O quintal do vizinho sempre é melhor do que o nosso. Lá sim é que conseguiremos acontecer, sair desta rotina enfadonha. E,  para Tartarín, esse quintal é a Africa, e a caçada ao leão, com a que tanto sonha, da qual fala, e acaba acreditando que não há outro destino a não ser esse. A empatia para com essa personagem foi num crescendo durante a nossa tertúlia, porque também nós apalpamos o incômodo da rotina, o cinza do dia a dia, o pensar que tudo está sempre do mesmo jeito, e não há forma de contribuir com novidades. Resta, então, embarcar com Tartarín e ir buscar aventuras.

A leitura pausada e amenas dessas aventuras -onde nada é como se pensava, e o quintal do vizinho, nem é quintal, nem tem vizinho- rende surpresas. O leão não aparece, por maiores esforços que Tartarín faz por encontra-lo. Porque uma vez convencido -contra qualquer evidência racional- não há quem lhe tire a ideia da cabeça. “A proximidade do leão e esta gente louca, plantando alcachofras nas proximidades dele….. porque enfim, eu não sonhei. Os leões vêm até aqui”.  Decepções com o rei da selva que não faz ato de presença, e com as personagens que distam muito de serem o que o herói considera. Decepções com ele mesmo que sente “vai desmoralizar a França” quando passa mal.

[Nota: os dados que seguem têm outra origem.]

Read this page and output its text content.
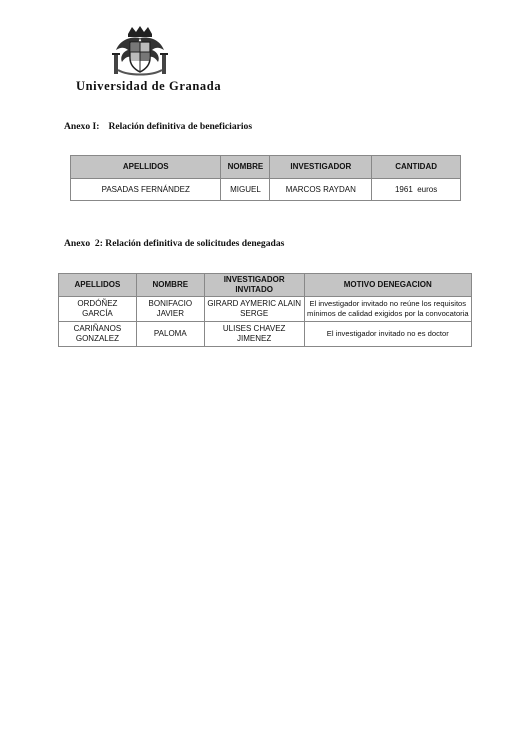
Universidad de Granada
Anexo I: Relación definitiva de beneficiarios
APELLIDOS	NOMBRE	INVESTIGADOR	CANTIDAD
PASADAS FERNÁNDEZ	MIGUEL	MARCOS RAYDAN	1961  euros
Anexo  2: Relación definitiva de solicitudes denegadas
APELLIDOS	NOMBRE	INVESTIGADOR INVITADO	MOTIVO DENEGACION
ORDÓÑEZ GARCÍA	BONIFACIO JAVIER	GIRARD AYMERIC ALAIN SERGE	El investigador invitado no reúne los requisitos mínimos de calidad exigidos por la convocatoria
CARIÑANOS GONZALEZ	PALOMA	ULISES CHAVEZ JIMENEZ	El investigador invitado no es doctor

A volta para o seu território no sul da França, é a recuperação do realismo, ou melhor, o resgate de um novo olhar para aquela rotina aborrecida que agora assume outras perspectivas. Carrega por souvenir um camelo desgastado para lembrar-lhe que os sonhos de outros quintais não compensam. “Leva-me -diz o camelo com seu olhar triste- leva-me no barco, longe, bem longe dessa Arábia de papelão pintado, deste Oriente ridículo, cheio de locomotivas e de diligências, onde, dromedário desclassificado, não sei mais o que será de mim”

Assim é também a nossa vida, salpicada vez por outra de sonhos que nos incitam a escapar do quotidiano, buscando a novidade como fuga do trivial comum, do batente diário. Os comentários que encerravam nossa tertúlia sintonizaram com a advertência que Daudet anota no final das aventuras tartarinescas: “No sul da França, todos são um pouco Tartarín, todos são bovaristas, que sonham em ser coisa muito diferente do que na realidade são e creem nessa imagem ideal de si mesmo”. A imagem do habitante dessa região -que “não é mentiroso, mas simplesmente se engana”, como diz o escritor- não é exclusiva do homem meridional francês: é a própria condição humana, a de todos nós. Enquanto mentimos, ainda resguardamos uma verdade que procurarmos ocultar; mas quando nos enganamos -com subterfúgios variados e curiosos- perdemos o rumo, a verdade se esvai, desaparece o gabarito referencial. Uma situação deplorável que contemplamos diariamente e que há quem queira sanar com cursos de autoajuda. Melhor seria ler os clássicos para recuperar o realismo, a simplicidade, o brilho da verdade iluminando o próprio quintal.